動く物がいなくなると、カウスは手元にあるタブレットを操作し、口を開いた。
「聞こえているか? 狼。」
――――
いきなり地面に落ち始めたドローンを何事かと驚きながら振り返ると、廊下の天井につけられている館内スピーカーがざらざらと音を発し、零は反射的に身構えた。
≪聞こえているか?狼よ。邪魔な奴は消えた。一つゲームをしよう。今から15分以内に俺を殺してみろ。殺せなかったら、この建物内に仕掛けたC4を起爆させる。解除は無理だ。到底解除しきれる数ではないからな。さあ、ゲーム開始だ。≫
スピーカーから響くアラビア訛りのその声は、上等なチェロのように美しいものであったが、その言葉は狂気に満ちていた。

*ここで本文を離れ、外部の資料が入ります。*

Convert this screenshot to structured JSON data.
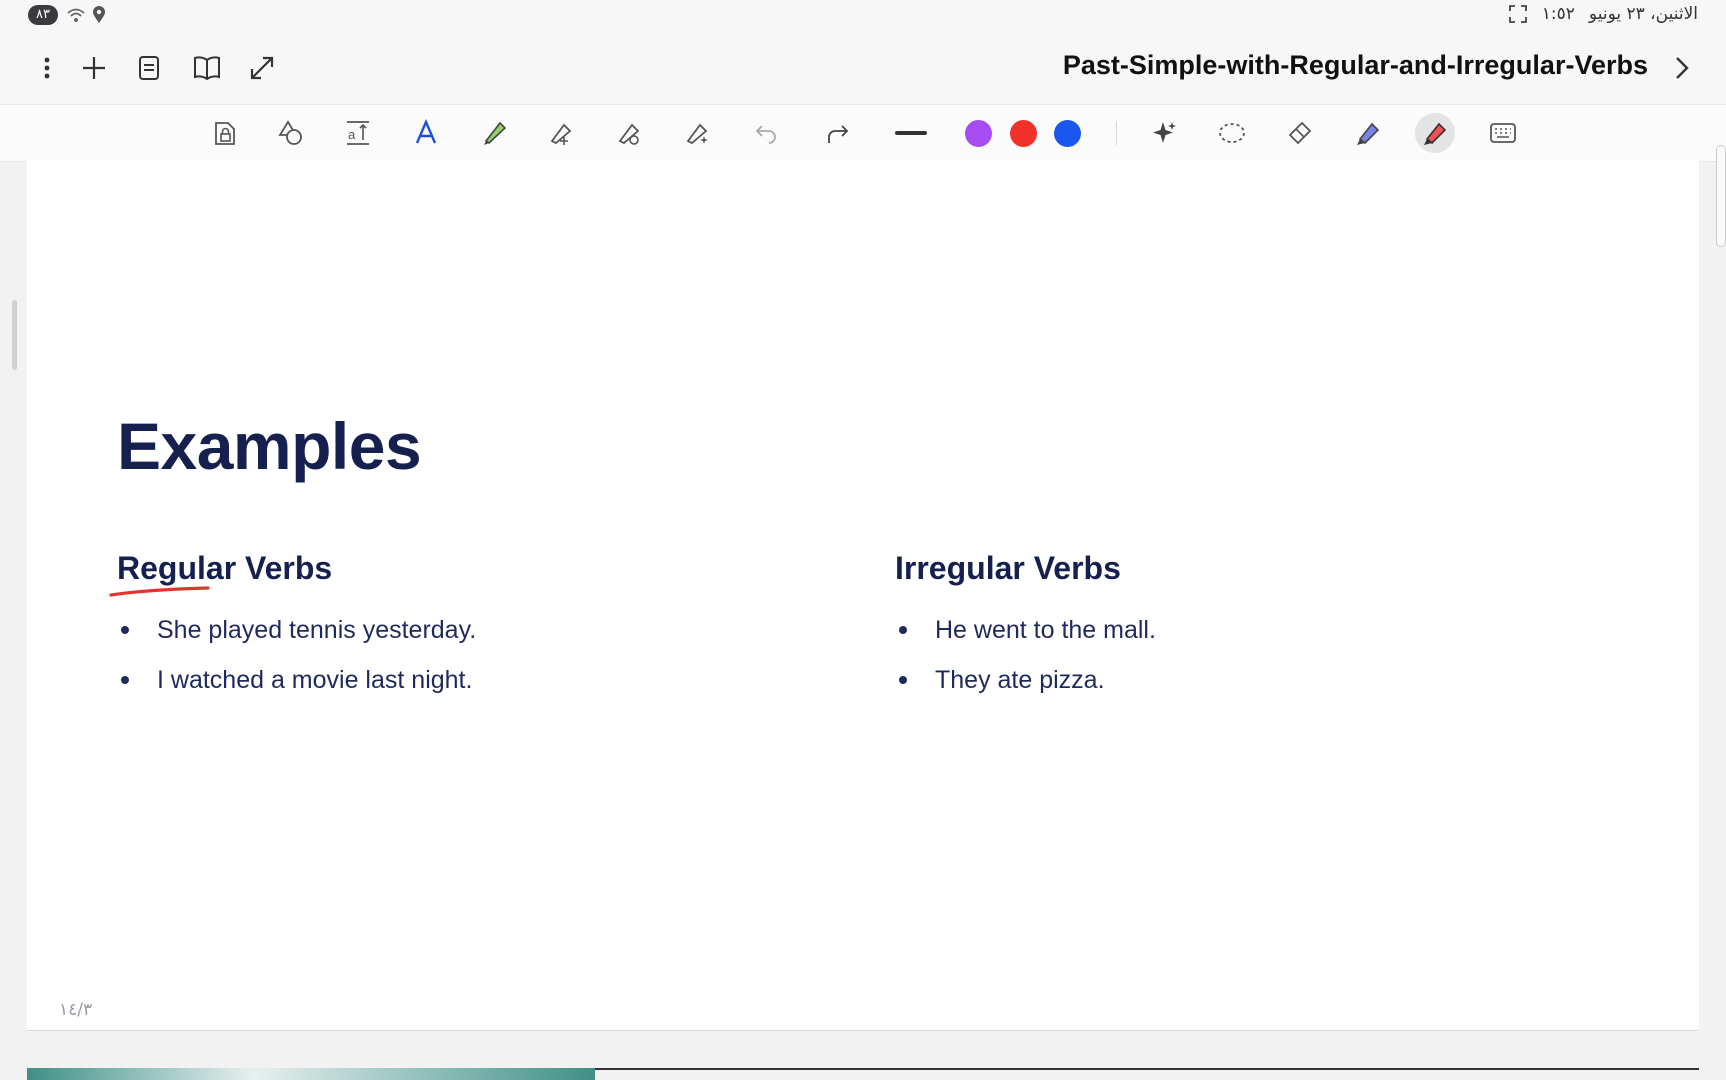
{
  "status_bar": {
    "battery": "٨٣",
    "datetime": "الاثنين، ٢٣ يونيو",
    "time": "١:٥٢"
  },
  "header": {
    "title": "Past-Simple-with-Regular-and-Irregular-Verbs",
    "icons": [
      "more-vertical-icon",
      "add-icon",
      "page-outline-icon",
      "book-view-icon",
      "expand-icon",
      "chevron-right-icon"
    ]
  },
  "toolbar": {
    "tools": [
      "read-only-lock-icon",
      "shapes-icon",
      "text-tool-icon",
      "handwriting-icon",
      "highlighter-icon",
      "pen-icon",
      "calligraphy-pen-icon",
      "magic-pen-icon",
      "undo-icon",
      "redo-icon",
      "stroke-width-icon",
      "ai-sparkle-icon",
      "lasso-icon",
      "eraser-icon",
      "marker-icon",
      "pen-active-icon",
      "keyboard-icon"
    ],
    "colors": [
      "#a64cf0",
      "#f2322a",
      "#1a56f0"
    ]
  },
  "slide": {
    "heading": "Examples",
    "regular": {
      "title": "Regular Verbs",
      "items": [
        "She played tennis yesterday.",
        "I watched a movie last night."
      ]
    },
    "irregular": {
      "title": "Irregular Verbs",
      "items": [
        "He went to the mall.",
        "They ate pizza."
      ]
    },
    "page_number": "١٤/٣"
  },
  "progress": 0.34
}
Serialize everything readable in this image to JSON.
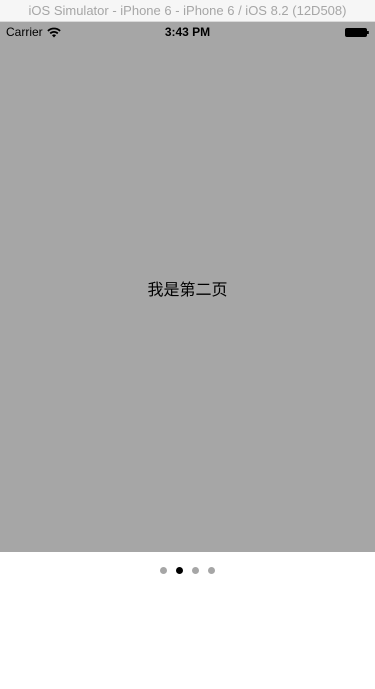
{
  "simulator": {
    "title": "iOS Simulator - iPhone 6 - iPhone 6 / iOS 8.2 (12D508)"
  },
  "status_bar": {
    "carrier": "Carrier",
    "time": "3:43 PM",
    "icons": [
      "wifi-icon",
      "battery-icon"
    ]
  },
  "page": {
    "label": "我是第二页",
    "background_color": "#a6a6a6"
  },
  "page_control": {
    "page_count": 4,
    "current_page": 2,
    "active_color": "#000000",
    "inactive_color": "#a6a6a6"
  }
}
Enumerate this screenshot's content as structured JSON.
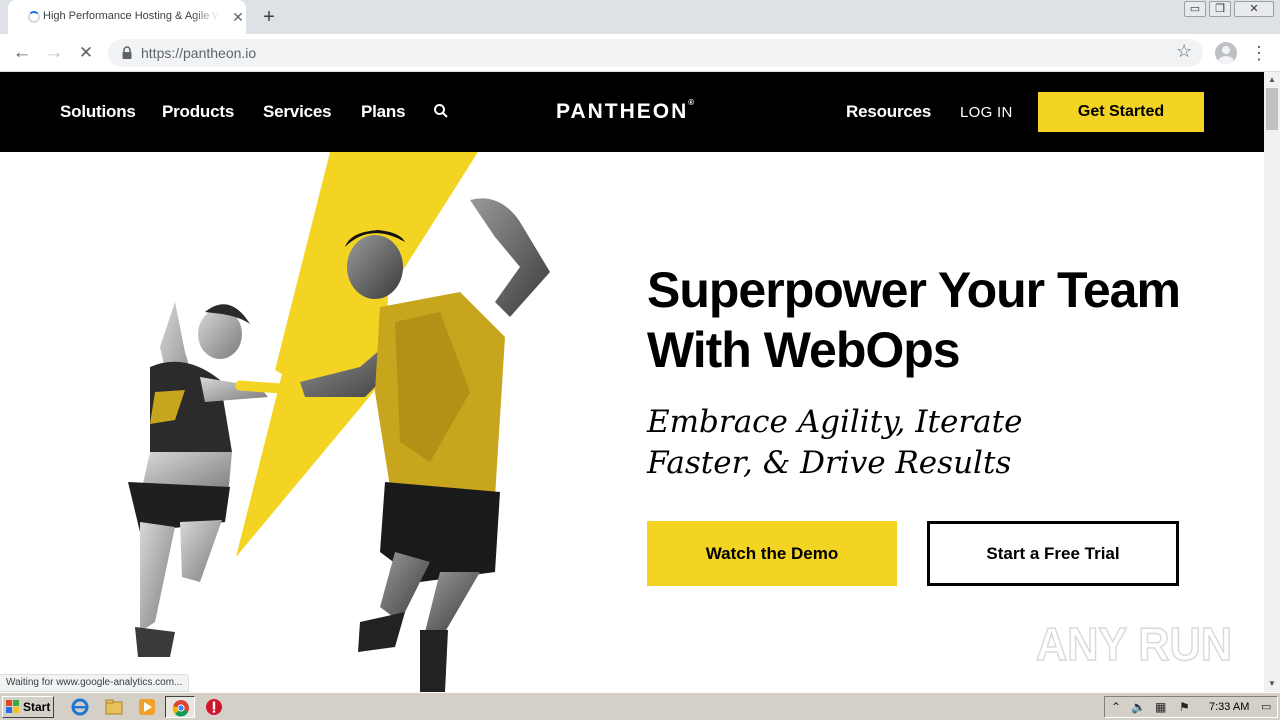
{
  "browser": {
    "tab_title": "High Performance Hosting & Agile WebOps",
    "tab_close": "✕",
    "new_tab": "+",
    "url": "https://pantheon.io",
    "window_controls": {
      "minimize": "▭",
      "restore": "❐",
      "close": "✕"
    },
    "back": "←",
    "forward": "→",
    "stop": "✕",
    "star": "☆",
    "menu": "⋮",
    "status_text": "Waiting for www.google-analytics.com..."
  },
  "site": {
    "nav_left": [
      "Solutions",
      "Products",
      "Services",
      "Plans"
    ],
    "logo": "PANTHEON",
    "logo_mark": "®",
    "resources": "Resources",
    "login": "LOG IN",
    "get_started": "Get Started"
  },
  "hero": {
    "title_line1": "Superpower Your Team",
    "title_line2": "With WebOps",
    "sub_line1": "Embrace Agility, Iterate",
    "sub_line2": "Faster, & Drive Results",
    "btn_demo": "Watch the Demo",
    "btn_trial": "Start a Free Trial"
  },
  "watermark": {
    "text": "ANY RUN"
  },
  "taskbar": {
    "start": "Start",
    "clock": "7:33 AM",
    "tray_icons": [
      "chevron-up-icon",
      "speaker-icon",
      "network-icon",
      "flag-icon"
    ]
  },
  "colors": {
    "brand_yellow": "#f3d422",
    "header_black": "#000000",
    "chrome_tabstrip": "#dee1e6",
    "taskbar_gray": "#d4d0c8"
  }
}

イカレてやがる。心の中で舌打ちをすると、零はその場を飛び出し、向かいの棟へと走り出した。
赤い光がその後を追い、銃弾が零の頭の横を掠めた。
射線から予測し、その方向へ向けてライフルをひたすらに連射する。窓ガラスが、壁の破片が、粉々となって零の体に振りかかる。
≪零さん!見つけました!東側の屋上です!≫
興奮したようなアレンの声が、耳朶に響いた。
やはり。今ドローンが狙撃された角度と、最初の狙撃はどうしてもポイントに齟齬が出る。

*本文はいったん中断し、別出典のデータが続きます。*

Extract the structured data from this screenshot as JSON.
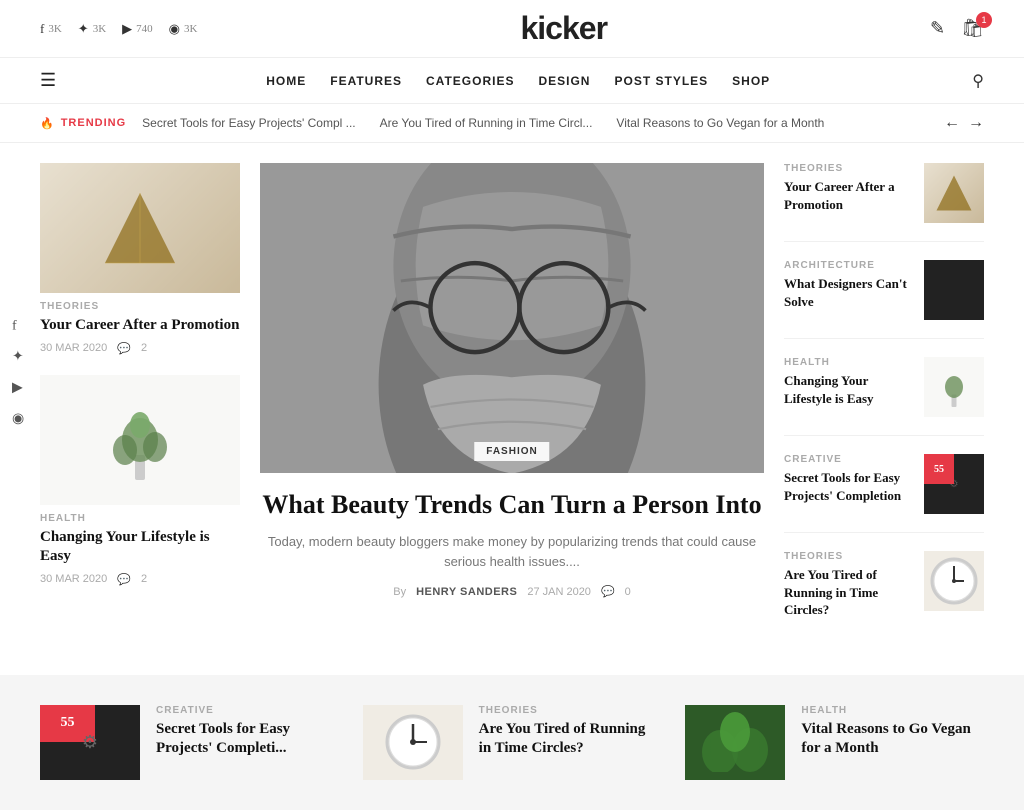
{
  "site": {
    "title": "kicker"
  },
  "topBar": {
    "socials": [
      {
        "icon": "f",
        "label": "facebook",
        "count": "3K"
      },
      {
        "icon": "t",
        "label": "twitter",
        "count": "3K"
      },
      {
        "icon": "▶",
        "label": "youtube",
        "count": "740"
      },
      {
        "icon": "◉",
        "label": "instagram",
        "count": "3K"
      }
    ],
    "cartCount": "1"
  },
  "nav": {
    "items": [
      {
        "label": "HOME"
      },
      {
        "label": "FEATURES"
      },
      {
        "label": "CATEGORIES"
      },
      {
        "label": "DESIGN"
      },
      {
        "label": "POST STYLES"
      },
      {
        "label": "SHOP"
      }
    ]
  },
  "trending": {
    "label": "TRENDING",
    "items": [
      "Secret Tools for Easy Projects' Compl ...",
      "Are You Tired of Running in Time Circl...",
      "Vital Reasons to Go Vegan for a Month"
    ]
  },
  "leftCards": [
    {
      "category": "THEORIES",
      "title": "Your Career After a Promotion",
      "date": "30 MAR 2020",
      "comments": "2"
    },
    {
      "category": "HEALTH",
      "title": "Changing Your Lifestyle is Easy",
      "date": "30 MAR 2020",
      "comments": "2"
    }
  ],
  "featuredArticle": {
    "category": "FASHION",
    "title": "What Beauty Trends Can Turn a Person Into",
    "excerpt": "Today, modern beauty bloggers make money by popularizing trends that could cause serious health issues....",
    "author": "HENRY SANDERS",
    "date": "27 JAN 2020",
    "comments": "0"
  },
  "rightCards": [
    {
      "category": "THEORIES",
      "title": "Your Career After a Promotion"
    },
    {
      "category": "ARCHITECTURE",
      "title": "What Designers Can't Solve"
    },
    {
      "category": "HEALTH",
      "title": "Changing Your Lifestyle is Easy"
    },
    {
      "category": "CREATIVE",
      "title": "Secret Tools for Easy Projects' Completion"
    },
    {
      "category": "THEORIES",
      "title": "Are You Tired of Running in Time Circles?"
    }
  ],
  "bottomCards": [
    {
      "category": "CREATIVE",
      "title": "Secret Tools for Easy Projects' Completi..."
    },
    {
      "category": "THEORIES",
      "title": "Are You Tired of Running in Time Circles?"
    },
    {
      "category": "HEALTH",
      "title": "Vital Reasons to Go Vegan for a Month"
    }
  ],
  "metaBy": "By",
  "metaCommentIcon": "💬"
}
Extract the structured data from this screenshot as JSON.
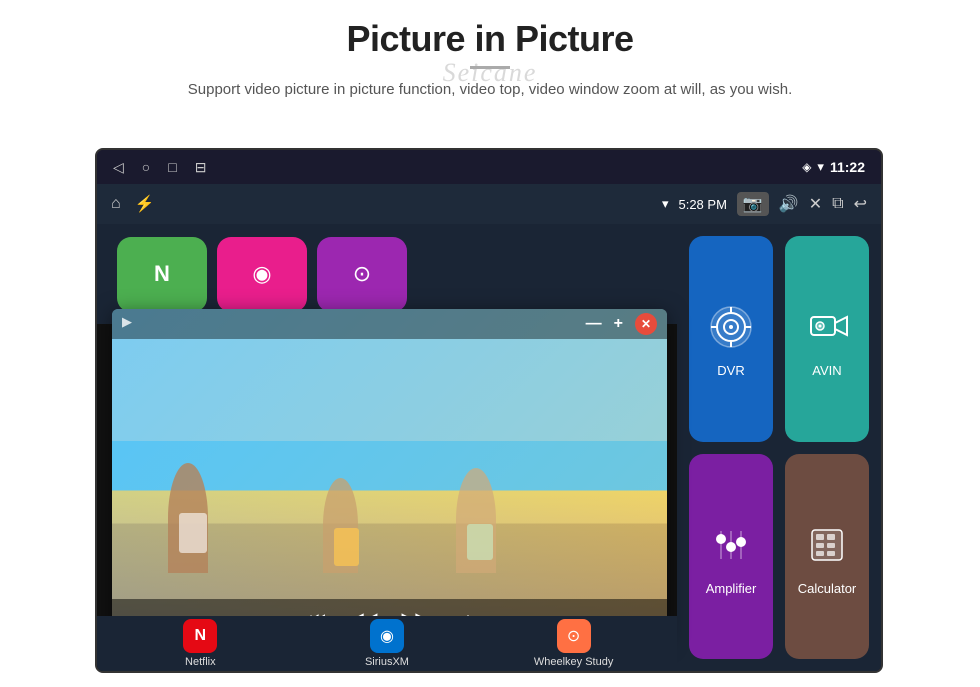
{
  "header": {
    "title": "Picture in Picture",
    "watermark": "Seicane",
    "subtitle": "Support video picture in picture function, video top, video window zoom at will, as you wish.",
    "divider": true
  },
  "device": {
    "statusBar": {
      "time": "11:22",
      "navIcons": [
        "◁",
        "○",
        "□",
        "⊟"
      ],
      "rightIcons": [
        "location",
        "wifi",
        "time"
      ]
    },
    "appBar": {
      "leftIcons": [
        "home",
        "usb"
      ],
      "rightIcons": [
        "wifi",
        "time_appbar",
        "camera",
        "volume",
        "close",
        "pip",
        "back"
      ],
      "wifiLabel": "5:28 PM"
    }
  },
  "pipWindow": {
    "controls": {
      "minus": "—",
      "plus": "+",
      "close": "✕"
    },
    "playbackControls": [
      "⏮",
      "◀◀",
      "▶▶",
      "⏭"
    ]
  },
  "apps": {
    "topRow": [
      {
        "id": "netflix-top",
        "color": "green",
        "label": ""
      },
      {
        "id": "sirius-top",
        "color": "pink",
        "label": ""
      },
      {
        "id": "wheelkey-top",
        "color": "purple",
        "label": ""
      }
    ],
    "rightGrid": [
      {
        "id": "dvr",
        "label": "DVR",
        "color": "blue",
        "icon": "📡"
      },
      {
        "id": "avin",
        "label": "AVIN",
        "color": "teal",
        "icon": "🎬"
      },
      {
        "id": "amplifier",
        "label": "Amplifier",
        "color": "purple",
        "icon": "🎚"
      },
      {
        "id": "calculator",
        "label": "Calculator",
        "color": "brown",
        "icon": "🧮"
      }
    ],
    "bottomRow": [
      {
        "id": "netflix",
        "label": "Netflix",
        "color": "netflix",
        "icon": "N"
      },
      {
        "id": "siriusxm",
        "label": "SiriusXM",
        "color": "sirius",
        "icon": "◉"
      },
      {
        "id": "wheelkey",
        "label": "Wheelkey Study",
        "color": "wheelkey",
        "icon": "⊙"
      }
    ]
  }
}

レーザーポインターの方は囮だ。リモートガンか何かを遠隔操作して狙撃したのだろう。
H&KG28の弾倉をポーチから取り出し、再装填して、銃口をそちらへ向ける。
コンマ一秒にも満たない間だが、東側の建物の屋上にきらりと光るものを視界に捉えた。ダイアモンドダストではない。金属の煌き。
それを認識した瞬間、銃声とともに零の体は廊下に叩きつけられた。
――――
窓ガラスにべったりと付着した赤は、さながらイングリッシュローズが花開いたようにも見える。
カウスはスコープ越しにそれを見て小さく息をついた。
「やはり、私の見込み違いか。」
冷めた口調でそう呟くと、カウスは伏せ撃ち姿勢から身を起こした。
だが、それがカウスにとって致命的なミスとなった。
膝立ちになった時、カウスは瞠目した。中庭の木々の間から、撃ち落とした筈のドローンが一体、こちらを見ているのを見て、奥歯をぎりりと噛みしめた。
コントロールを奪われたのだ。それを悟った時、赤く染まった窓ガラスから光るものを見た。
カウスは一瞬のうちに思考を切り替え、スコープを覗かずに銃口をそれに向け、引き金を引いた。
二つの銃声がほぼ同時に、灰色の空に響いて消えた。